The master stack is only populated by chunks from new OS-level blocks, so every chunk in this list is guaranteed to be able to serve any allocation request (the allocator has special 'jumbo' logic to handle requests larger than its block size). The chunk at the head of the master list shrinks as it serves requests. When it is too small to serve the current request, it is popped and inserted into the recycler. If the master list is empty, a new OS-level block is allocated, and its chunk is pushed onto the master stack.

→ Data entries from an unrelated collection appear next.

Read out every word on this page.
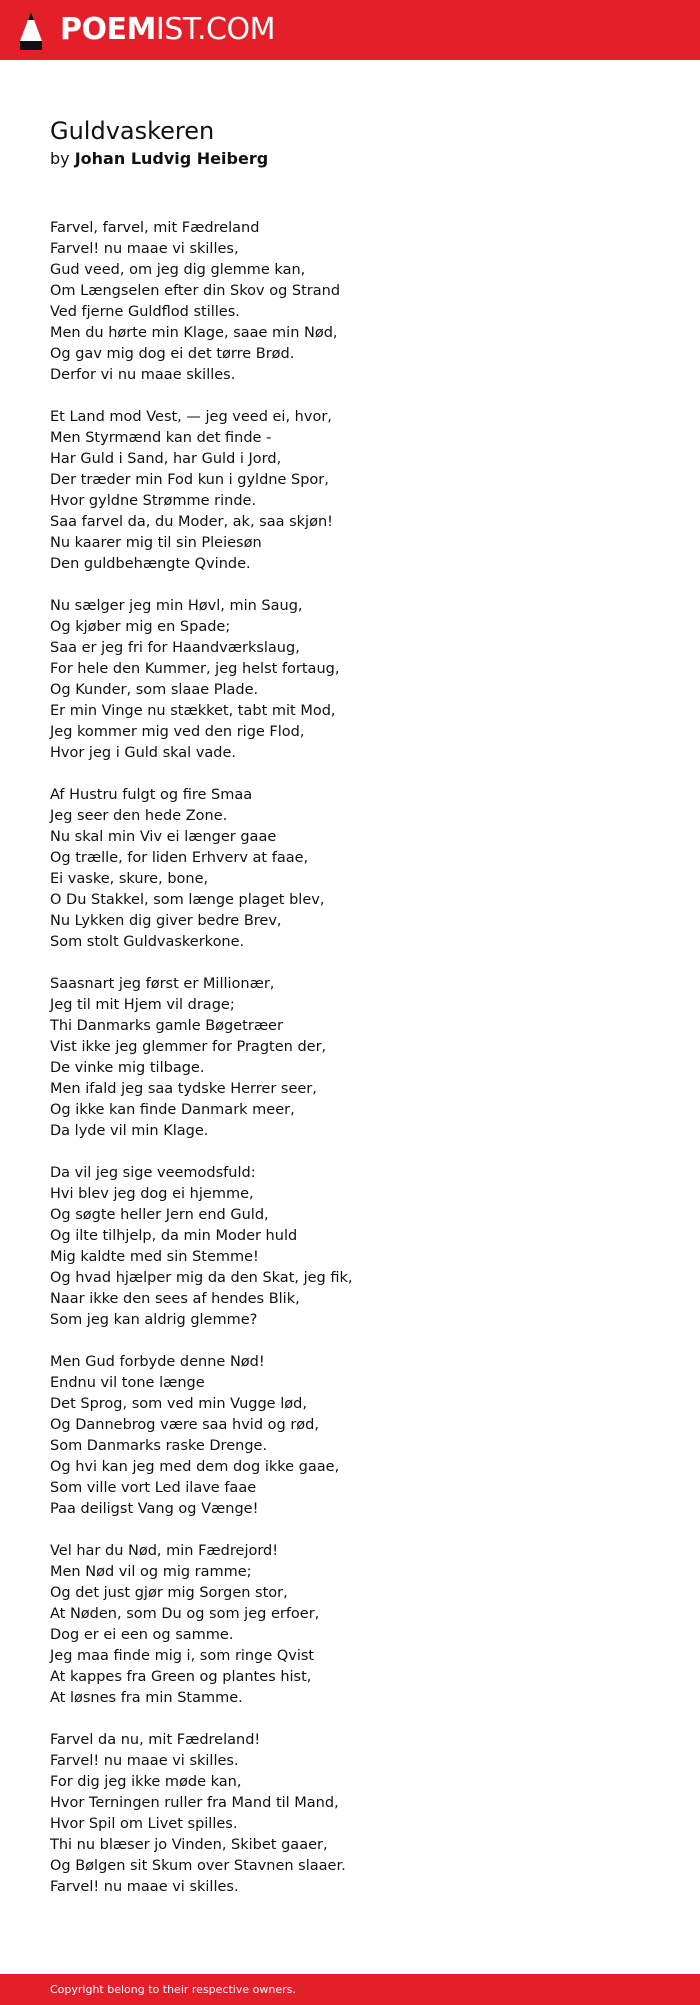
POEMIST.COM
Guldvaskeren
by Johan Ludvig Heiberg
Farvel, farvel, mit Fædreland
Farvel! nu maae vi skilles,
Gud veed, om jeg dig glemme kan,
Om Længselen efter din Skov og Strand
Ved fjerne Guldflod stilles.
Men du hørte min Klage, saae min Nød,
Og gav mig dog ei det tørre Brød.
Derfor vi nu maae skilles.
Et Land mod Vest, — jeg veed ei, hvor,
Men Styrmænd kan det finde -
Har Guld i Sand, har Guld i Jord,
Der træder min Fod kun i gyldne Spor,
Hvor gyldne Strømme rinde.
Saa farvel da, du Moder, ak, saa skjøn!
Nu kaarer mig til sin Pleiesøn
Den guldbehængte Qvinde.
Nu sælger jeg min Høvl, min Saug,
Og kjøber mig en Spade;
Saa er jeg fri for Haandværkslaug,
For hele den Kummer, jeg helst fortaug,
Og Kunder, som slaae Plade.
Er min Vinge nu stækket, tabt mit Mod,
Jeg kommer mig ved den rige Flod,
Hvor jeg i Guld skal vade.
Af Hustru fulgt og fire Smaa
Jeg seer den hede Zone.
Nu skal min Viv ei længer gaae
Og trælle, for liden Erhverv at faae,
Ei vaske, skure, bone,
O Du Stakkel, som længe plaget blev,
Nu Lykken dig giver bedre Brev,
Som stolt Guldvaskerkone.
Saasnart jeg først er Millionær,
Jeg til mit Hjem vil drage;
Thi Danmarks gamle Bøgetræer
Vist ikke jeg glemmer for Pragten der,
De vinke mig tilbage.
Men ifald jeg saa tydske Herrer seer,
Og ikke kan finde Danmark meer,
Da lyde vil min Klage.
Da vil jeg sige veemodsfuld:
Hvi blev jeg dog ei hjemme,
Og søgte heller Jern end Guld,
Og ilte tilhjelp, da min Moder huld
Mig kaldte med sin Stemme!
Og hvad hjælper mig da den Skat, jeg fik,
Naar ikke den sees af hendes Blik,
Som jeg kan aldrig glemme?
Men Gud forbyde denne Nød!
Endnu vil tone længe
Det Sprog, som ved min Vugge lød,
Og Dannebrog være saa hvid og rød,
Som Danmarks raske Drenge.
Og hvi kan jeg med dem dog ikke gaae,
Som ville vort Led ilave faae
Paa deiligst Vang og Vænge!
Vel har du Nød, min Fædrejord!
Men Nød vil og mig ramme;
Og det just gjør mig Sorgen stor,
At Nøden, som Du og som jeg erfoer,
Dog er ei een og samme.
Jeg maa finde mig i, som ringe Qvist
At kappes fra Green og plantes hist,
At løsnes fra min Stamme.
Farvel da nu, mit Fædreland!
Farvel! nu maae vi skilles.
For dig jeg ikke møde kan,
Hvor Terningen ruller fra Mand til Mand,
Hvor Spil om Livet spilles.
Thi nu blæser jo Vinden, Skibet gaaer,
Og Bølgen sit Skum over Stavnen slaaer.
Farvel! nu maae vi skilles.
Copyright belong to their respective owners.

The recycler is populated by 'leftovers' from the master, as well as any chunks that were returned to the allocator via a call to wof_free(). Although the recycler is circular, we will refer to the element referenced from the allocator as the 'head' of the list for convenience. The primary operation on the recycler is called cycling it. In this operation, the head is compared with its clockwise neighbour. If the neighbour is as large or larger, it becomes the head (the list rotates counter-clockwise). If the neighbour is smaller, then it is removed from its location and inserted as the counter- clockwise neighbour of the head (the list still rotates counter-clockwise, but the head element is held fixed while the rest of the list spins). This operation has the following properties:

  • fast constant time
  • once the largest chunk is at the head, it remains at the head
  • more iterations increases the probability that the largest chunk will be the head (for a list with n items, n iterations guarantees that the largest chunk will be the head).

Allocating

When an allocation request is received, the allocator first attempts to satisfy it with the chunk at the head of the recycler. If that does not succeed, the request is satisfied by the master list instead. Regardless of which chunk satisfied the request, the recycler is always cycled.